Michael Bellesiles and the Bogus NRA Conspiracy

Eugene [Volokh] quotes from an editor at the New Press who is peddling the ridiculous notion that [Michael] Bellesiles was a victim of an NRA conspiracy instead of someone who destroyed his own career by writing a book (Arming America) that did not hold up when some of us checked his evidence, including work based on hundreds of non-existent documents.

The idea that the NRA had anything substantial to do with the Bellesiles case is utter nonsense.

I have tried to think what I had ever heard about NRA involvement in the Bellesiles case. [This is all I came up with:]

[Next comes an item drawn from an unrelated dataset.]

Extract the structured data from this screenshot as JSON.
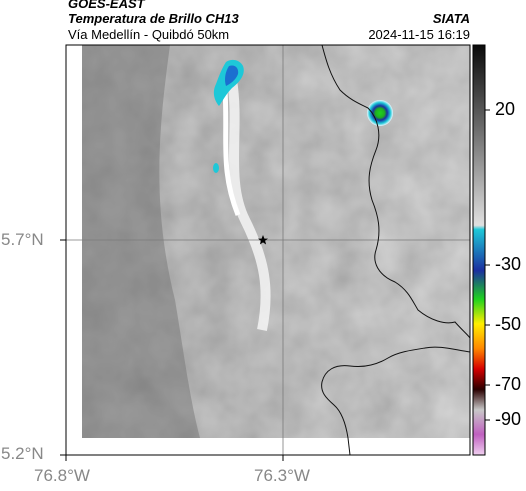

1. Before the book came out, Charlton Heston criticized it in a column in an NRA magazine (after Heston had read an Economist article on the forthcoming book). Bellesiles more than effectively responded to Heston with a direct assault on the NRA, enlisting several dozen scholars for his public letter sent to the NRA.

2. Much later Clayton Cramer asked the NRA for a small travel grant to check Bellesiles’s sources in Eastern libraries and he was turned down.

3. Two years into the dispute, when it was nearly over, I read about a Senator attacking Bellesiles in a speech at the NRA convention in Atlanta. He appeared to be relying on (and seconding) news reports in the mainstream press.

4. Other than a review authored by Cramer in Shotgun News and some additional very derivative news articles updating members on developments in the press, that’s all I remember seeing or hearing from the NRA over the 2-3 years of the dispute.

I didn’t regularly see what the NRA sent to members and I doubt that any of the other relevant academics or administrators did either. If the NRA were involved in the Bellesiles affair in any significant way, I would have heard something about it.

Just what is it that the NRA is supposed to have done when it wouldn’t fund — even modestly – Clayton Cramer’s researching sources in the book?

And what is the process by which the NRA influenced the History Chair at Emory and Emory’s Provost to institute a formal investigation, or influenced Bellesiles’s colleagues at Emory to find against him, or influenced the outside panel to find against him, including Laurel Ulrich and Stanley Katz (a signatory to Bellesiles’ anti-NRA letter), or influenced the Provost at Columbia to instigate a review of the Bancroft Prize, or influenced me, or influenced Robert Churchill, or influenced Eric Monkkonen, or influenced the Wm & Mary Q. reviewers, including Randy Roth and Gloria Main?

From what I’ve seen from afar, the NRA mostly concentrates on three things: raising money, publishing magazines, and lobbying Congress.

The real question here is why the NRA mostly stayed out of an inquiry in which people with no knowledge of the dispute just assume they must have had a nontrivial role.

After the Bellesiles affair was over, I asked a law professor who had in the past received funding from the NRA why the NRA was so savvy to stay out of it and let the academics handle it in the normal way. The answer I got is that the NRA wasn’t savvy so much as it is suspicious of academics, whom they neither understand nor trust. If the NRA pays for something, they want to control the message — and most academics won’t take money on that basis.

Spreading patently ridiculous NRA conspiracy stories, as the New Press editor is doing, is irresponsible and frankly ahistorical. If the editor is honest, he or she will look into the basis for her claim and correct her misstatement.

It is ironic that a historian whose book spread unsupported and untrue stories about early America is now defended by an editor at the New Press who is spreading unsupported and untrue stories about the dispute over that book.

As we discovered in 2000, some people are incredibly gullible when they really, really want to believe.

UPDATE: BTW, here is part of the conclusion to my 2002 Yale review of the book:

Arming America is an impressive book, especially to those not versed in the materials that Bellesiles wrote about. It is extremely well-written for a book that covers so many apparent specifics of gun ownership and use. Superb historians praised it on its release. Yet even from the beginning,
there were those who found disturbing differences between Arming America and its sources. As time has passed and other scholars have entered the debate, these errors—which once looked like such serious
defects that they could not be true—have been confirmed. . . .

The book and the scandal it generated are hard to understand. How could Bellesiles count guns in about a hundred Providence wills that never existed, count guns in San Francisco County inventories that were
apparently destroyed in 1906, report national means that are mathematically impossible, change the condition of guns in a way that fits his thesis, misreport the counts of guns in censuses or militia reports, have over a 60% error rate in finding guns in Vermont estates, and have a 100% error rate in
finding homicide cases in the Plymouth records he cites? We may never know the truth of why or how Arming America made such basic errors, but make them it did.

As scholars, we must content ourselves with correcting errors and searching for the realities of gun ownership, use, and social meaning. Beyond that, we might try to figure out how to avoid a repetition of this unfortunate episode.